Louisa Hawton

Personal information
- Nicknames: Bang Bang Lulu; The Smiling Assassin;
- Nationality: Australian
- Born: Louisa Hawton 9 March 1985 (age 41) Fremantle, Australia
- Height: 5 ft 0 in (152 cm)
- Weight: Atomweight; Mini-flyweight; Light-flyweight; Flyweight;

Boxing career
- Reach: 62 in (157 cm)
- Stance: Orthodox

Boxing record
- Total fights: 14
- Wins: 12
- Win by KO: 6
- Losses: 2

= Louisa Hawton =

Australian boxer (born 1985)

Louisa Hawton (born 9 March 1985) is an Australian professional boxer. She has held the WBC interim female atomweight title since 2019 and previously the WBO female junior-flyweight title in 2016. As of May 2020, she is ranked as the world's eighth best active female atomweight by BoxRec.

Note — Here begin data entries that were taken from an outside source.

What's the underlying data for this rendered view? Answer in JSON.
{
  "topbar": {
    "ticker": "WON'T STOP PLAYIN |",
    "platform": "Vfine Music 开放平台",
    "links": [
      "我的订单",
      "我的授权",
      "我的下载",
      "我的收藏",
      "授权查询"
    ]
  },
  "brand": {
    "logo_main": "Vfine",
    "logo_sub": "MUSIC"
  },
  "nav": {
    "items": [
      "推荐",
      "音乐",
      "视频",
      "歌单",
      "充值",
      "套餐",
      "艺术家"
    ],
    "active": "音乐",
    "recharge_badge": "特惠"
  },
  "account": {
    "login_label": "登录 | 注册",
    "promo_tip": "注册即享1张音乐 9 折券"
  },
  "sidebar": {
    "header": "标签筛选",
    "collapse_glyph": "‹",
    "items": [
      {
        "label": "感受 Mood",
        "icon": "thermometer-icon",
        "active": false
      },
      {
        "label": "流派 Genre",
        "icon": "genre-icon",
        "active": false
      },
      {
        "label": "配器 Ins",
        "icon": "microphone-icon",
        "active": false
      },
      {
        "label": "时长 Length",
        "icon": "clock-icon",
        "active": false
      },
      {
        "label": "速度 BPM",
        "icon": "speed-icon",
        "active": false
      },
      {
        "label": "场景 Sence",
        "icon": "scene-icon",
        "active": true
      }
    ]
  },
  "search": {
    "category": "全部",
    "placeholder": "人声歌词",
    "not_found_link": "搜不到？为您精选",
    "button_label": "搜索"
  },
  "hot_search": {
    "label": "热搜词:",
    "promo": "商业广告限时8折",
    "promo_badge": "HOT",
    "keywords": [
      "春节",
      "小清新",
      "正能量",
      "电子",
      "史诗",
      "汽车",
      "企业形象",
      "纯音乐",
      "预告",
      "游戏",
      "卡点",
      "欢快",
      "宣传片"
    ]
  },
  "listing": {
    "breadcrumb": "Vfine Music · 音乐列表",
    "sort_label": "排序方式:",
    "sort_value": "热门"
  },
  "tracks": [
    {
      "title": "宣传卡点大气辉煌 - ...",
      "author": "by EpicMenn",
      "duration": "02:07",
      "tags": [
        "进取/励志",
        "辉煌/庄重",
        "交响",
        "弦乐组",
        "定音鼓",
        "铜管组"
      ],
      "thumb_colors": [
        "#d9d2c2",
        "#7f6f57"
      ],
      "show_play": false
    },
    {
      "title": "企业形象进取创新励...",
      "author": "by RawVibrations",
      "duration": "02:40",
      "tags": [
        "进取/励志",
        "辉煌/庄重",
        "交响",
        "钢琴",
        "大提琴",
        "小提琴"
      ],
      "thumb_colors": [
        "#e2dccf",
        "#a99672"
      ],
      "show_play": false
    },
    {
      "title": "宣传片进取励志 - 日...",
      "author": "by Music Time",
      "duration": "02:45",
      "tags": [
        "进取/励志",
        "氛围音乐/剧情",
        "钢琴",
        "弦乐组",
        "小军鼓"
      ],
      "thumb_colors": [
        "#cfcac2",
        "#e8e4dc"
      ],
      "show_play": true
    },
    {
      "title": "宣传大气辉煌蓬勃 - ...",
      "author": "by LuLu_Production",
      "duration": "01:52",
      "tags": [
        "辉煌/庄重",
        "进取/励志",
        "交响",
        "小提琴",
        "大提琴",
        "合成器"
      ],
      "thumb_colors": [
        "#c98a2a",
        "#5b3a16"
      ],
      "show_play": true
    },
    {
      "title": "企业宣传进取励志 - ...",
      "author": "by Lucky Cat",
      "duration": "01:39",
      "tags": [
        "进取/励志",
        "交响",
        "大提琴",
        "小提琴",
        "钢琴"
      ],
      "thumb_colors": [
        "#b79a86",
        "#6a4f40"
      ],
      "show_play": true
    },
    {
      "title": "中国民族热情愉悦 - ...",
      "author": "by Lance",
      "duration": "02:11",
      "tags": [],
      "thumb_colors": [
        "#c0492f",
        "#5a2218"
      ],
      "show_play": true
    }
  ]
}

==Professional boxing record==

| No. | Result | Record | Opponent | Type | Round, time | Date | Location | Notes |
|---|---|---|---|---|---|---|---|---|
| 14 | Win | 12–2 | Viviana Ruiz Corredor | UD | 10 | 7 Sep 2024 | HBF Stadium, Perth, Australia | Won WBA Oceania female flyweight title |
| 13 | Win | 11–2 | Arisara Wisetwongsa | TKO | 1 (6), 1:44 | 25 Apr 2024 | Spaceplus Bangkok RCA, Bangkok, Thailand |  |
| 12 | Win | 10–2 | Lorraine Villalobos | UD | 10 | 7 Dec 2019 | Barclays Center, New York City, New York, U.S. | Won WBC interim female atomweight title |
| 11 | Win | 9–2 | Lorraine Villalobos | RTD | 5 (10), 2:00 | 8 Dec 2018 | StubHub Center, Carson, California, U.S. |  |
| 10 | Loss | 8–2 | Brenda Flores | SD | 10 | 8 Sep 2018 | The Forum, Inglewood, California, U.S. | For WBC interim female atomweight title |
| 9 | Win | 8–1 | Elvia Trevino | RTD | 4 (6), 2:00 | 6 Jun 2018 | The Avalon, Los Angeles, California, U.S. |  |
| 8 | Loss | 7–1 | Anahi Torres | UD | 8 | 24 Feb 2018 | The Forum, Inglewood, California, U.S. | For vacant WBC International female light-flyweight title |
| 7 | Win | 7–0 | Kei Takenaka | UD | 10 | 20 Aug 2016 | Komagatani Gym, Sanda, Japan | Won vacant WBO female light-flyweight title |
| 6 | Win | 6–0 | Chamaporn Chairin | TKO | 3 (8), 0:41 | 28 Aug 2015 | WA Italian Club, Perth, Australia |  |
| 5 | Win | 5–0 | Jujeath Nagaowa | UD | 6 | 8 May 2015 | WA Italian Club, Perth, Australia |  |
| 4 | Win | 4–0 | Angor Onesongchaigym | RTD | 4 (10), 2:00 | 13 Feb 2015 | WA Italian Club, Perth, Australia |  |
| 3 | Win | 3–0 | Payayong Sueksasongkro | UD | 4 | 29 Aug 2014 | WA Italian Club, Perth, Australia |  |
| 2 | Win | 2–0 | Wiilaiwan Namuanghchan | KO | 1 (4), 1:49 | 20 Jun 2014 | Metro City, Perth, Australia |  |
| 1 | Win | 1–0 | Nongaen Phosuwan | UD | 4 | 1 Mar 2014 | Mike Barnett Sports Complex, Rockingham, Australia |  |

| 14 fights | 12 wins | 2 losses |
|---|---|---|
| By knockout | 6 | 0 |
| By decision | 6 | 2 |

==Television appearances==
In 2023, Hawton was a contestant on the Australian reality television show The Summit.

==Personal life==
Hawton has two children and is now based in the United States, she has the net worth of about 350'000$.